French jewelry business

Courbet is a French jewelry business founded in 2018 by Manuel Mallen and Marie-Ann Wachtmeister.

Courbet uses only lab-grown diamonds and recycled gold, which comes mainly from old smartphones and laptops, in order to create their jewellery.

The firm's manufacturing sites run on sustainable energy and are located in Russia and the United States. Since November 2019, Courbet also buys diamonds produced in France by the French business Diam Concept.

==History==
Courbet was founded in 2018 by entrepreneur Manuel Mallen and designer Marie-Ann Wachtmeister, and has Chanel among its shareholders.

The Courbet showroom is in Place Vendôme. It is named after the French painter Gustave Courbet, who participated to the Vendôme column’s destruction in 1871.

In May 2019 the firm opened a corner in the Printemps Haussmann department store.

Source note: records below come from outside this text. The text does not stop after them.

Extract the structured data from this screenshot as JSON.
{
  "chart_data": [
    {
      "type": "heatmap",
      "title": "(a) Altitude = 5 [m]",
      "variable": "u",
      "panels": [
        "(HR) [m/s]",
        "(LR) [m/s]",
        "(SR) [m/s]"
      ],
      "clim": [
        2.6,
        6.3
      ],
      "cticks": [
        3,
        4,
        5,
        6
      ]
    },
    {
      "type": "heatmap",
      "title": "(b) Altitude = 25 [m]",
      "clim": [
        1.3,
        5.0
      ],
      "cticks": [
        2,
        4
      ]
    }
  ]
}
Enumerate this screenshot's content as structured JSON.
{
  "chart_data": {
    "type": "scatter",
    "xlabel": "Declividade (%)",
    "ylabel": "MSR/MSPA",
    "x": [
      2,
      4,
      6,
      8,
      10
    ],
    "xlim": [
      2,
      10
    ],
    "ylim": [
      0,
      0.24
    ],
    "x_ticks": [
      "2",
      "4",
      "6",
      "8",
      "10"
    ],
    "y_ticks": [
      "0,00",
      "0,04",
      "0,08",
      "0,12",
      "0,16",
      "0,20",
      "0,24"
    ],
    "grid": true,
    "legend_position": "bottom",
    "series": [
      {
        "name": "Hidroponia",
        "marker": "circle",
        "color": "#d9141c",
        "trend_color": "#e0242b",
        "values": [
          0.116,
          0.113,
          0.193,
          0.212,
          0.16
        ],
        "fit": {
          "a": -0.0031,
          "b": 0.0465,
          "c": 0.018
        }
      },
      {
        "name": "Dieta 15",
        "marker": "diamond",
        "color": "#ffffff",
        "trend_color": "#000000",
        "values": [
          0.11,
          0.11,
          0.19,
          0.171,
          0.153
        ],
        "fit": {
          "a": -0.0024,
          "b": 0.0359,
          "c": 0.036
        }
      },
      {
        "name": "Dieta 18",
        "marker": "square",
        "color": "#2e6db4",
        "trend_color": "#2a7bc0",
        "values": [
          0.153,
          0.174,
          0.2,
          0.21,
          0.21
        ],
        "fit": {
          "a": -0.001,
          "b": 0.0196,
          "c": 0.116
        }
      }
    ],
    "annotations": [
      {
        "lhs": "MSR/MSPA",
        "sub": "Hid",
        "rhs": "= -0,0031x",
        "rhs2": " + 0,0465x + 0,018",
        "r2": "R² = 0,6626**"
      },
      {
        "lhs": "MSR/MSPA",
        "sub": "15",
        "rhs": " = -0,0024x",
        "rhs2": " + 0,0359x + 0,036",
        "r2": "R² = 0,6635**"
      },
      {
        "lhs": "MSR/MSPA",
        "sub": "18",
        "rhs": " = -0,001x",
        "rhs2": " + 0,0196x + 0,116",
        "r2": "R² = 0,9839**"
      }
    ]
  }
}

In June 2019, Courbet sold a ring with a 9 carats diamond which was then the biggest lab-grown round shape diamond ever made.

In November 2019, Courbet started the « Ponts des Arts » collection made of French made diamonds, in collaboration with the startup Diam Concept founded by Alix Gicquel. Each piece of the collection has a lock on it, referring to the love locks on the pont des Arts in Paris.

In May 2020, the company raised 8 million euros thanks to the farm investment firm Raise Ventures, and the Chinese communication agency Hylink. This fund raising aimed to develop online sales, research and diamonds manufacturing in France. It also supported the firm's development in China, in particular, the opening of a subsidiary in Shanghai in May 2021.

Courbet also received the Butterfly Mark from the independent organisation Positive Luxury, certifying that the brand is operating in line with the highest standards of sustainability across the entire value chain.

In 2021, Courbet asked for a carbon report, and obtained a result of 20 kg per carat for diamonds cut and produced in France.